Politics | 01/27/2009 8:40 am
Bloomberg: 'Cheap, Dirty Politics' Behind Kennedy Smears

The saga over who will replace Hillary Clinton in the Senate may be over, but the drama continues!
New York Gov. David Paterson’s desperately trying to move on from the whole ordeal — he even canceled a trip to Switzerland — but Mike Bloomberg’s not going to let the governor get away that easy. New York City Mayor Bloomberg this week called the treatment of Caroline Kennedy during her Senate bid "reprehensible," and wants to know who’s behind the leaking of news that perhaps she was bowing out of the race because of tax and nanny problems.

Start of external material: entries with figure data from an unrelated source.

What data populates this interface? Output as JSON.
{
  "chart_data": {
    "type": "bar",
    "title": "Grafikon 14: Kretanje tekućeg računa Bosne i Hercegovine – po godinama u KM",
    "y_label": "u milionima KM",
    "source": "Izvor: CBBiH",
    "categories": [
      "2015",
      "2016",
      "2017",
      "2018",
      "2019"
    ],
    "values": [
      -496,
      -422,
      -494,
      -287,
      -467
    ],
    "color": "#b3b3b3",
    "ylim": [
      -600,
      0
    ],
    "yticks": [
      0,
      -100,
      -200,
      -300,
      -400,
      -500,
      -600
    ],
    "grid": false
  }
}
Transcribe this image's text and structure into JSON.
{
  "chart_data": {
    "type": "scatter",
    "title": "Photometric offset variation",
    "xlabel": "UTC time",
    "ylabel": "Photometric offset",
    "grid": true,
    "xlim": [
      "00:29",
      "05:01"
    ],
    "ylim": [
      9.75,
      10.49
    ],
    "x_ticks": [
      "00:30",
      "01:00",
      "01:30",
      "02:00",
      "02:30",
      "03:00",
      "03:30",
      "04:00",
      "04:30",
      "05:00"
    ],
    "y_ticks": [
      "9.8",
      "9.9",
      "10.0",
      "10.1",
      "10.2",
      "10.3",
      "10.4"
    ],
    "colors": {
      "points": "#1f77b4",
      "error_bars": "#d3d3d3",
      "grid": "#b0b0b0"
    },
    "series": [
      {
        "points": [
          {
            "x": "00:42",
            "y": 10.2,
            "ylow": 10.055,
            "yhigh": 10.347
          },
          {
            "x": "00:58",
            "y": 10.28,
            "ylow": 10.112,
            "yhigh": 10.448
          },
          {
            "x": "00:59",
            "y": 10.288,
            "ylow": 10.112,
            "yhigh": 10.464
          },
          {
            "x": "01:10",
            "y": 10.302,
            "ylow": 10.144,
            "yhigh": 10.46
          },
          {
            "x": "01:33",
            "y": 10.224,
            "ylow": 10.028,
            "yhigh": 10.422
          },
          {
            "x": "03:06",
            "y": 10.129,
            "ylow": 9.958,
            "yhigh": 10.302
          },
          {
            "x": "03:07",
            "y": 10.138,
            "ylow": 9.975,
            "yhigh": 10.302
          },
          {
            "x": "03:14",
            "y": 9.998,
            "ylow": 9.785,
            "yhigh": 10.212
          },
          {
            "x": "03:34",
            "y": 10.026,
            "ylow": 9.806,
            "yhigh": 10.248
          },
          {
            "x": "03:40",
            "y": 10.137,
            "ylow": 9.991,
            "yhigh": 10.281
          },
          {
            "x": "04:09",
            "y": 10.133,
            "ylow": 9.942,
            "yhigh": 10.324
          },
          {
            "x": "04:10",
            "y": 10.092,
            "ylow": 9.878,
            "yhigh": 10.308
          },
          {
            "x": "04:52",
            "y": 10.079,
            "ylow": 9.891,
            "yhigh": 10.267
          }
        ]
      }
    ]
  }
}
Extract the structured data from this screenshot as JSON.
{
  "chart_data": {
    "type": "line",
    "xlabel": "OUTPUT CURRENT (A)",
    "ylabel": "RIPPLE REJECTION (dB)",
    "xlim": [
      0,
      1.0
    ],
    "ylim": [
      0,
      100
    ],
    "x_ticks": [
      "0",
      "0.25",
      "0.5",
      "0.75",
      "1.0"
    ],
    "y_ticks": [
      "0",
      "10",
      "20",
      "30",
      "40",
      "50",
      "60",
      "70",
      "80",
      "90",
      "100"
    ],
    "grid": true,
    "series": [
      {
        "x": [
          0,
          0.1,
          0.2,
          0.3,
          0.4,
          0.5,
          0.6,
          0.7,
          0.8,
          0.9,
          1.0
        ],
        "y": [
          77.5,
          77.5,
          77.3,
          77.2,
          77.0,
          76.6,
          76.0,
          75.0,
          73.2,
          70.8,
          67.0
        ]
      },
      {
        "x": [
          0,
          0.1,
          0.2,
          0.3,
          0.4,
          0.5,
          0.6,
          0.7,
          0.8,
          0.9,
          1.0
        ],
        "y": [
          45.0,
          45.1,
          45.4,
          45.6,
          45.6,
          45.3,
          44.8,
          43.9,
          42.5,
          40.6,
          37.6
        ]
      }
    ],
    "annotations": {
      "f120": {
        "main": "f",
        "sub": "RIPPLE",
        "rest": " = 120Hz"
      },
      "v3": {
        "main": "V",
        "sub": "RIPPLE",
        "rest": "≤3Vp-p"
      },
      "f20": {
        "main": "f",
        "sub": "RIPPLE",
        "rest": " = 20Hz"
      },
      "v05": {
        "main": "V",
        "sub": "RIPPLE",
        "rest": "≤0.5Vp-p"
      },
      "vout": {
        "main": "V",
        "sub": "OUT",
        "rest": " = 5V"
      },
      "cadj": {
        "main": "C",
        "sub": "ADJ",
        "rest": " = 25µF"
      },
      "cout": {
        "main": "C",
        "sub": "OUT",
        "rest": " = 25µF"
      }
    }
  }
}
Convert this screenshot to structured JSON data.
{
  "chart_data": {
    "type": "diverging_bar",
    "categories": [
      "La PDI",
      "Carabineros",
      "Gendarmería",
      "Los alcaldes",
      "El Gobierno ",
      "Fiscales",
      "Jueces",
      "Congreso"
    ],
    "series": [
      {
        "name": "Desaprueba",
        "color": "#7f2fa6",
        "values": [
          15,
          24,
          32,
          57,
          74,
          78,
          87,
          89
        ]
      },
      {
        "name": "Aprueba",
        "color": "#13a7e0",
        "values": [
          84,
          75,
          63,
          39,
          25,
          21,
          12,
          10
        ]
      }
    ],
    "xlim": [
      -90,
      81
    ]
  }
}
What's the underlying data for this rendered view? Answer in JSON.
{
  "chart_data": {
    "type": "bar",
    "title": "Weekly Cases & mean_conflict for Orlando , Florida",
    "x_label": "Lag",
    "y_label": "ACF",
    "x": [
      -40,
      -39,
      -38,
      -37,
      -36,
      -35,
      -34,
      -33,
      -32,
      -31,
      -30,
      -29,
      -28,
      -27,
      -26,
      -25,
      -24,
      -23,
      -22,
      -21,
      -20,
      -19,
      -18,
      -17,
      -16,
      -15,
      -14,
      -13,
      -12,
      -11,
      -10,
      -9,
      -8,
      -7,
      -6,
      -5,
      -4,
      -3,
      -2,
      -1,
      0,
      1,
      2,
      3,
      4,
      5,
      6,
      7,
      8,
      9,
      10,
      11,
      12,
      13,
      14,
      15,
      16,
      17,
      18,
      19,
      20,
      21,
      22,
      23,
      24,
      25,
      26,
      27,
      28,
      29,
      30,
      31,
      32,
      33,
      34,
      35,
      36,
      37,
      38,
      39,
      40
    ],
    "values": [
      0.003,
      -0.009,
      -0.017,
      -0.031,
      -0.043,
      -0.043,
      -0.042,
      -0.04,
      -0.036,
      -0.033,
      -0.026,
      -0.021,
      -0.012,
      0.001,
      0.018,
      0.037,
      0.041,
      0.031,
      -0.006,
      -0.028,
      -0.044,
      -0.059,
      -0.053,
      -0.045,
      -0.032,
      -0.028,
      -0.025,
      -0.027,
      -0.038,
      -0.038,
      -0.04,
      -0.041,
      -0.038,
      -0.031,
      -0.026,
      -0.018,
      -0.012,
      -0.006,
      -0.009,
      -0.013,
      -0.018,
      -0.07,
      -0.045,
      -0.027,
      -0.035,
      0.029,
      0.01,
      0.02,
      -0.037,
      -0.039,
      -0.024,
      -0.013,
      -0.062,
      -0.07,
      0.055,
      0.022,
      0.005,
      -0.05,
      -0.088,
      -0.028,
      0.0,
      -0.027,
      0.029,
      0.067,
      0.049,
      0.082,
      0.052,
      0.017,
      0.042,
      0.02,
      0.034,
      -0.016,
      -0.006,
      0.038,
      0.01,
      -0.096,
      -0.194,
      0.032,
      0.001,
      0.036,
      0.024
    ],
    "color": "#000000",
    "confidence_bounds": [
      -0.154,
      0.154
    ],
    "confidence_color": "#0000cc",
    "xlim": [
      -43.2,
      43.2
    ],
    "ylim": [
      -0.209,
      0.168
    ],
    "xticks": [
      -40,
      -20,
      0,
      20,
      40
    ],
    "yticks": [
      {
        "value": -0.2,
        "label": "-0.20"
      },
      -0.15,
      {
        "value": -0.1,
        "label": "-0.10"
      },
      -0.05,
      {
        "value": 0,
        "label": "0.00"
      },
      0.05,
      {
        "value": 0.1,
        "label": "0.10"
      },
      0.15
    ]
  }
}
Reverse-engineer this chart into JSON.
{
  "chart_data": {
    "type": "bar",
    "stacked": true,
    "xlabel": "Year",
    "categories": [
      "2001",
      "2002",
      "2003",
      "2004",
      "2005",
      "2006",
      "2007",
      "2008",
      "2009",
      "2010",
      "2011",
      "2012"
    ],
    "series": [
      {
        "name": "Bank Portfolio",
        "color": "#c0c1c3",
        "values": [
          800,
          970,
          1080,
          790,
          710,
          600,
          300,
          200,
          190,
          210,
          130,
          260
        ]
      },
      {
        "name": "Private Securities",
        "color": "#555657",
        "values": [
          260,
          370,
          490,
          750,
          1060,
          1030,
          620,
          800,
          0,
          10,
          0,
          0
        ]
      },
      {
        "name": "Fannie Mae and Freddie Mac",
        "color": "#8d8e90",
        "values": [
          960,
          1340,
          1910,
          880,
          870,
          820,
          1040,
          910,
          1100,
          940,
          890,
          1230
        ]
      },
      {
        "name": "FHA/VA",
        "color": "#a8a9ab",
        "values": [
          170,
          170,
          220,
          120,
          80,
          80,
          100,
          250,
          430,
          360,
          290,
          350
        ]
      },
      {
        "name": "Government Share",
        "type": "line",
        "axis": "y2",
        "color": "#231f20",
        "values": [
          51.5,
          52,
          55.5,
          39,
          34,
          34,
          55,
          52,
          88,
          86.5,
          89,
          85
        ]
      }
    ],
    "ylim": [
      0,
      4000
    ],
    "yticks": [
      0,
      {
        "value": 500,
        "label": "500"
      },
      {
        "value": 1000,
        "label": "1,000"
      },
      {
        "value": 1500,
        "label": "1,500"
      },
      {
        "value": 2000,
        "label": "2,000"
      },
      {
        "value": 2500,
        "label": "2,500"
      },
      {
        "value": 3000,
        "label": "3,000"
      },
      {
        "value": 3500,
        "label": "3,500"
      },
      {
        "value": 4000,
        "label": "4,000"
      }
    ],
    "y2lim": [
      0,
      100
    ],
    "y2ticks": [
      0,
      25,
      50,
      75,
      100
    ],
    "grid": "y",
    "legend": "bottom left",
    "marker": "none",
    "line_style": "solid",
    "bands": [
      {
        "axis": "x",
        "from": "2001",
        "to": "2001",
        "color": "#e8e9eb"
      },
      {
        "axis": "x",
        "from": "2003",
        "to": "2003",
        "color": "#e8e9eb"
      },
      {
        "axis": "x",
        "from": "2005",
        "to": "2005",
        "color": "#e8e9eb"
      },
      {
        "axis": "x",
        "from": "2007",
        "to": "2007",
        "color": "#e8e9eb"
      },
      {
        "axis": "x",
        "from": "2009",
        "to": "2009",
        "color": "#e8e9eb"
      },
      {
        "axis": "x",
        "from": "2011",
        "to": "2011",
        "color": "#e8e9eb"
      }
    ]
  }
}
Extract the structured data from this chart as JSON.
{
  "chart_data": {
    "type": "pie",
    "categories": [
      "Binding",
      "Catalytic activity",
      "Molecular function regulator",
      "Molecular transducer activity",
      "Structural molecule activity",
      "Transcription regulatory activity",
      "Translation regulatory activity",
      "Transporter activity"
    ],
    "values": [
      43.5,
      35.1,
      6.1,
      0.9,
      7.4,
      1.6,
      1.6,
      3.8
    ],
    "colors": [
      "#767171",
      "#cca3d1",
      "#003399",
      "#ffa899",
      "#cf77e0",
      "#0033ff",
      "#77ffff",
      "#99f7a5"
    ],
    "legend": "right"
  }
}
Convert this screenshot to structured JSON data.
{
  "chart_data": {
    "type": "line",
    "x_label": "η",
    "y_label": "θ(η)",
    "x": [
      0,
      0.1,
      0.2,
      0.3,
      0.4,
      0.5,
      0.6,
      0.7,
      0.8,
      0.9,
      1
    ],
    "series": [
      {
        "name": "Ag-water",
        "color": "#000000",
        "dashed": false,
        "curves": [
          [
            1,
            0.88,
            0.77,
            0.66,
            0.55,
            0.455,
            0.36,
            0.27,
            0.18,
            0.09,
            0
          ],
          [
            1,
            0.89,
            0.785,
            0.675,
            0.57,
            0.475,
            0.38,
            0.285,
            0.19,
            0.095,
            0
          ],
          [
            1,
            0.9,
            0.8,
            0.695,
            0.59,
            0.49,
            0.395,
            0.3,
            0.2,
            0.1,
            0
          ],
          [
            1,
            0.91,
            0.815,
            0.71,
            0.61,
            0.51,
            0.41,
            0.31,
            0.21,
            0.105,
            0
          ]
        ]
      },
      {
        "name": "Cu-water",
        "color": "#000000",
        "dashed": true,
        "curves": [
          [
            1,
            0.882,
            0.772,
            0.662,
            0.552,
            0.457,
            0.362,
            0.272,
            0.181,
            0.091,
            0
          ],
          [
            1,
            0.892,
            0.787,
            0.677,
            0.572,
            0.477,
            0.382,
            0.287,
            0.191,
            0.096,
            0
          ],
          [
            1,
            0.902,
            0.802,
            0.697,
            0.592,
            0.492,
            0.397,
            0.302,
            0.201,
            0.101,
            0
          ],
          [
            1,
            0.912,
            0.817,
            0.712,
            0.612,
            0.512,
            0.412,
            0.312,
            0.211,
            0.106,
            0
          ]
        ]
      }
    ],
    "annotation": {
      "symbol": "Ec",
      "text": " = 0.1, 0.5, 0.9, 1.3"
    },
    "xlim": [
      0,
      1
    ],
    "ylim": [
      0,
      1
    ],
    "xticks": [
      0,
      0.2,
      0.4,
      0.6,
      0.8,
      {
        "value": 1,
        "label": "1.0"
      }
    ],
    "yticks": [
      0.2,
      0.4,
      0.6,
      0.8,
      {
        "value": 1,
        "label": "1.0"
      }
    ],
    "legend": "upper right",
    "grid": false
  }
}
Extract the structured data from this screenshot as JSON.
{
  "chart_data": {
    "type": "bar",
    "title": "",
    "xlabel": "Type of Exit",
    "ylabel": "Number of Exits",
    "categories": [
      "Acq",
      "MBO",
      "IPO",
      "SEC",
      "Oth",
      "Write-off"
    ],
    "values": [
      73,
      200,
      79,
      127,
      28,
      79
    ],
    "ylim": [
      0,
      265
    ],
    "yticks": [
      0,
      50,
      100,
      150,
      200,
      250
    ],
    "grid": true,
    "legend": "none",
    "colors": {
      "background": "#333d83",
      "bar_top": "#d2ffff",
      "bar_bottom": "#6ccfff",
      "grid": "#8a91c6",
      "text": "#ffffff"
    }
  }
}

"I thought that the stuff that I saw in the papers was totally inappropriate," said Bloomberg. "It’s as good an example of cheap dirty politics as you could ever find, and I thought it was reprehensible." The Daily News reported Monday that Paterson signed off on the attack strategy pushed by a paid consultant.
Paterson says he doesn’t know who was behind the bashing. On Monday, he at first denied he or his staff was behind them, but then said they were coming from his office — but he doesn’t know from whom. "As you know, this is a pretty serious thing, and actually one that I would condemn," he said. But the New York Post is actually calling him a "liar," saying there’s no way the suspected leaker would have gone to the press with the damaging information without the governor’s approval.
Kennedy was "mired in some potentially embarrassing personal issues," the source told reporters Friday, says the Post. "She has a tax problem that came up in the vetting and a potential nanny issue. And reporters are starting to look at her marriage more closely … The governor had no intention of picking her because of the botched rollout executed in recent weeks. The Post has also reported that Kennedy bowed out for none of the reasons reported — but rather for a specific, family issue — and Paterson knew it.
"Caroline can’t believe what Paterson did to her. She was smeared, and she’s never going to forgive it or forget it," a source told the Post.
The way Paterson handled the whole thing may hurt him in the long term, too. "There’s an awful lot of buzz in this place about the trouble the governor is in," one Democratic lawmaker told The Buffalo News. A Siena College poll released Monday shows that, although most New Yorkers like Paterson, more voters now say they prefer "someone else" as governor in 2010. That "someone" could very well be Attorney General Andrew Cuomo, who many voters would love to see in his dad’s former office.